Out of the blue, Volkswagen — in September 2015 the largest automobile manufacturer on the planet and a powerful and respected exemplar of corporate excellence — got caught in public with its pants around its ankles, performing unspeakable acts on its smog-control obligations. This paragon of industrial virtue had the temerity, the cheek to install a computer program that switched off the emission controls on its diesel cars during regular driving and then switched them back on only during smog tests.
The nerve! The chutzpah!
In a scandal some are calling “DieselGate”, VW admits they programmed the “defeat device” code into nearly half a million vehicles sold in the US. American regulators hint that the company could face as much as $18 billion in penalties.
But wait, there’s more! Worldwide, the scandal extends to 11 million VW and Audi cars; at the same per-vehicle rate, VW could in theory be forced to pay over $350 billion in total penalties. And now private owners are suing the company for breach of contract. VW’s parent, Volkswagen Group, controls a net equity of slightly more than $100 billion, a sum that could be obliterated in a storm of penalties and damages. In other words, VW might be staring at a death sentence.
Why would so big and important a company, helmed by the best and brightest executive talent, decide to screw up so completely? What were they thinking?!? How could they not have known they’d get caught? It beggars the imagination.
With a little thought, though, this all begins to make some sense. Several clues stand out:
• Most big industries are viciously competitive. The temptation to fudge, just to get an edge, can be overwhelming. VW promised to triple its U.S. sales by focusing on diesel. Then diesel failed to live up to its high-mileage promise, so management, painted into a corner, opted to take a shortcut. Disaster ensued.
• It was a clever deceit: software, hidden deep inside a car’s computer, produces good smog control on inspection, then switches to good performance the rest of the time. The badness was completely hidden during normal operation. In the heat of business battle, the honchos at VW might have convinced themselves that their scheme would work indefinitely — that no one in government would ever figure it out. And they were almost right: the alarm finally sounded, not from a government agency, but from a non-profit and a university.

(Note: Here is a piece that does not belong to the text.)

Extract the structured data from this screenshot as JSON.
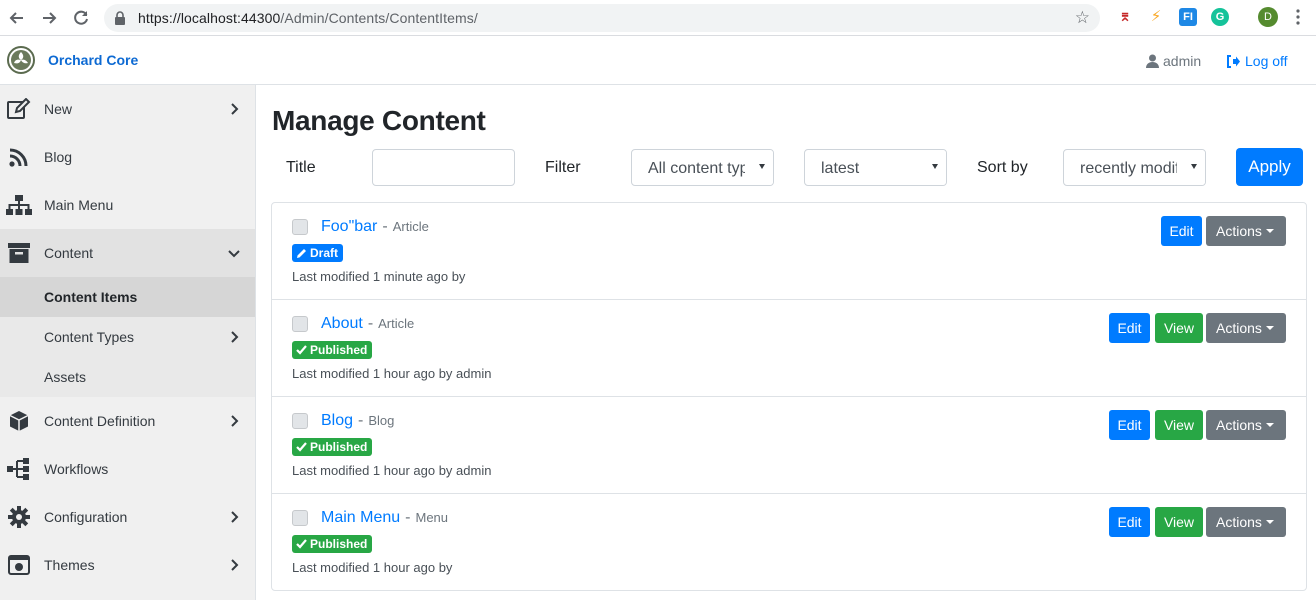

• European regulatory agencies are eager to achieve the reduced CO2 levels they can get from diesel engines, and one-seventh of Germany’s workers are in the auto industry, so bureaucrats have been inclined to look the other way on oxides of nitrogen and particulate pollution, the dirty underside of diesel.
• Diesel is the incentivized engine of choice in Europe nowadays: one third of all passenger vehicles are powered by diesels. And VW is a major player. No matter how clever its officers were, the corporation was still a big target: eventually someone, somewhere, was bound to poke around in its affairs.
• VW has a reputation for arrogance. Its culture is clannish and disdainful of American smog rules. When the Center for Auto Safety visited European manufacturers who sought to sell more diesels in the U.S., they found that VW execs stood out in one particular way: “They talked down to us.”
• It was only this year that VW finally unseated Toyota as the world’s biggest seller of cars. Toyota held that title proudly for years, and it has no skin in the American diesel game, so it’s not hard to speculate that Toyota lobbyists just might have had cause to rejoice when regulators took a harder look at VW’s diesels. The exploding scandal has hurtled Volkswagen’s stock price into a tailspin and caused consumer confidence to crater; you can bet Volkswagen’s tenure as King of the Automotive Hill won’t last long.
• And here’s the biggest, baddest reason of all: like bicycle road racers doping themselves en masse, it’s possible that all the major manufacturers are using similar cheats to overstate their fleets’ greenness. In other words, Volkswagen’s egregious violations aren’t an isolated, freak case. They may well be the tip of the iceberg.
…Can anything be done? Regulation of this industry has a history of success punctuated by embarrassing failures. Manufacturers traditionally have chafed at increased oversight; opportunities for logrolling, hand-holding, and outright fraud have been rife. When the dust settles on DieselGate, there’ll be another malefactor waiting in the wings.
To the rescue comes … all-electric vehicles. They’re cheaper to energize, they have terrific performance, and — best of all — they don’t spew the same polluting exhaust. Incentives to cheat simply vanish.
There’ll always be bad guys. But someday, with luck, we’ll no longer have air-pollution violators to worry about. Until then, feel free to gawk like a tourist at the smoking ruins of the VW diesel venture.